I really need help with this!!!
I am trying to be forgiving to myself but I need advice on how to wean myself off of welbutrin. I made a doctors appointment for next week about what’s going on. But that still means I have a week to deal with this.
I was on welbutrin in highschool and I THOUGHT I did well on it. I do better with my depression even to this day, but it makes me an ASS. My mom had me on the depo shot, adderall (probably spelled that wrong) and welbutrin. I was crazy as shit and had memory loss, rage issues, and felt insane. I contributed that to the depo shot almost entirely because that shot tore me apart. I bled for 6 months, had hair loss and hot flashes. I begged her to take me to at least change it but she listened to the doctor “let your body adjust.” And I just continued to suffer. My mom wasn’t worried ab me getting pregnant, I have endo and she was trying to help but I was in hell. I didn’t get control of that until I had control over what doctors I went to.
Anyways, I am on Wellbutrin again. And I can FEEL myself being hateful which is really out of character for me. I am not 16 anymore I am 26, and I am not a mean or nasty person but yet it’s like when I speak hear venom in my tone. And I’m trying to tell everyone I am not consciously putting that tone or attitude behind my words, like I cannot explain how much it’s not even me. I will speak intended with the correct tone and it’s like someone else spoke it with venom. I look and act pissed off when I’m not.

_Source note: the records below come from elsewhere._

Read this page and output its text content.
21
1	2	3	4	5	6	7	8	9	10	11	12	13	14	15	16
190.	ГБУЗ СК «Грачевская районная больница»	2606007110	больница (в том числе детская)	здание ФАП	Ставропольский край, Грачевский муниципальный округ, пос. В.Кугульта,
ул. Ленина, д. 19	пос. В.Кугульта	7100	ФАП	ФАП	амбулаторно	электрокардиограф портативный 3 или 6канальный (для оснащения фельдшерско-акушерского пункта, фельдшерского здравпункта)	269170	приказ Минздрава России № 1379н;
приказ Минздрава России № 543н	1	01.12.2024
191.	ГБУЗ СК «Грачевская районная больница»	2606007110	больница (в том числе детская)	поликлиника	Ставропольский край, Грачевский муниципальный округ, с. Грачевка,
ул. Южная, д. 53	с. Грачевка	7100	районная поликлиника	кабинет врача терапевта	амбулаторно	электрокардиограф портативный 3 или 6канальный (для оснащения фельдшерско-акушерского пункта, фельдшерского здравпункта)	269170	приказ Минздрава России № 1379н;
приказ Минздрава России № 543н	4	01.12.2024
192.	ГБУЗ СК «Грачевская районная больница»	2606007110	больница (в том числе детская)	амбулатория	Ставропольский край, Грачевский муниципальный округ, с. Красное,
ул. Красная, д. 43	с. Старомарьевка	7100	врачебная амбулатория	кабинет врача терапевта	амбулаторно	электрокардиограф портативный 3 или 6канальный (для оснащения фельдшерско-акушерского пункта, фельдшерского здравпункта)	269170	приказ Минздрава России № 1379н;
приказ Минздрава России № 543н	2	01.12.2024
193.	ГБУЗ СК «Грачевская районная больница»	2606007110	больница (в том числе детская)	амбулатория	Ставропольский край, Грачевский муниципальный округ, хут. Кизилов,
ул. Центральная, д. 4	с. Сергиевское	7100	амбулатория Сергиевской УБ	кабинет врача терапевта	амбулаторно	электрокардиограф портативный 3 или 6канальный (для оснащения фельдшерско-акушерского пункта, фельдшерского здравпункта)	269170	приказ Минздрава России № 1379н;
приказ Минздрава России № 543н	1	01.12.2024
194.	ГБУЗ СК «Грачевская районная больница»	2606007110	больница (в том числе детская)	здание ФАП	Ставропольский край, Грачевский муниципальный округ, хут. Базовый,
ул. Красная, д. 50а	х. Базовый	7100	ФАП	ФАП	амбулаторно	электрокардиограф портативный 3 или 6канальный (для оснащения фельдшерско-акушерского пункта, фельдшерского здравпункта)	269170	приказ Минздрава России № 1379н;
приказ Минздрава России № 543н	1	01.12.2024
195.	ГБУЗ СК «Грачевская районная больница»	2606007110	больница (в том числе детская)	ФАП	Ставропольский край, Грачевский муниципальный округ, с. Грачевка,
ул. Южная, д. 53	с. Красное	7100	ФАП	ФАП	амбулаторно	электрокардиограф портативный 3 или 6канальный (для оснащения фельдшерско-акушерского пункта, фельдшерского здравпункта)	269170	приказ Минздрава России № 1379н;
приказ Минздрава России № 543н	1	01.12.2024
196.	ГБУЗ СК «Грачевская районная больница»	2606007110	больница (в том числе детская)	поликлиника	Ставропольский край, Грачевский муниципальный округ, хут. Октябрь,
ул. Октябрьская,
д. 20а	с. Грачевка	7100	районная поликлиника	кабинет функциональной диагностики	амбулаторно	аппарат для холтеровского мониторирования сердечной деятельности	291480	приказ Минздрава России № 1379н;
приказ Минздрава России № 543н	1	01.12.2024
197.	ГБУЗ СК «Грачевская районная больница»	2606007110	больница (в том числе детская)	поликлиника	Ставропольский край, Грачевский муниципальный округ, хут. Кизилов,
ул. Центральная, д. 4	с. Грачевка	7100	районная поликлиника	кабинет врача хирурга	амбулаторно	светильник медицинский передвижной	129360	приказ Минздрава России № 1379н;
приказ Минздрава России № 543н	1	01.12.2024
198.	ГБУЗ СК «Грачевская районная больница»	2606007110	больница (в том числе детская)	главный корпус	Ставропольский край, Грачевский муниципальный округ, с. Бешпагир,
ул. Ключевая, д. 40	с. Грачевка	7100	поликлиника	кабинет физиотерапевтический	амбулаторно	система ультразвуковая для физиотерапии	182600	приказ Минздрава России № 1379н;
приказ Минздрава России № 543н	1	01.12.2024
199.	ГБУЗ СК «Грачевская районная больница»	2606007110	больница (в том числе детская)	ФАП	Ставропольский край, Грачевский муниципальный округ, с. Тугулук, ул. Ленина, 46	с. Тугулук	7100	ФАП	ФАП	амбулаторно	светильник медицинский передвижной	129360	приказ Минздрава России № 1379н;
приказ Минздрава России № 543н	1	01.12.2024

I’m not talking much anymore to anyone because unless you’ve been on medication that alters brain chemistry, it’s hard to understand how one little pill can make you an ASSHOLE.
I am grown! There’s no excuse for this. But if I even miss a dose of Wellbutrin I am hit so hard with a migraine that almost put me in the hospital begging for relief. I took my welbutrin and it suddenly went away. So there’s that, and I don’t remember how I got off it in highschool. Everyone’s telling me I can’t just stop taking it I have to wean.
How do I do that! It’s a tiny pill and it’s 150 mg. I am so lost like do I cut it in half? Into tiny pieces?
Also if you’ve dealt with an antidepressant or any other psych meds please help me feel valid about this because it’s really messing with me that I have no control over this and I feel like I am making excuses for myself even though I KNOW what’s in my heart and mind and I know I’m not intentionally trying to be mean to anyone.
I have just been telling anyone “I am reacting negatively to an antidepressant and it’s making me a butthole, I am aware of that and I apologize and I’m trying to figure out how to get off.”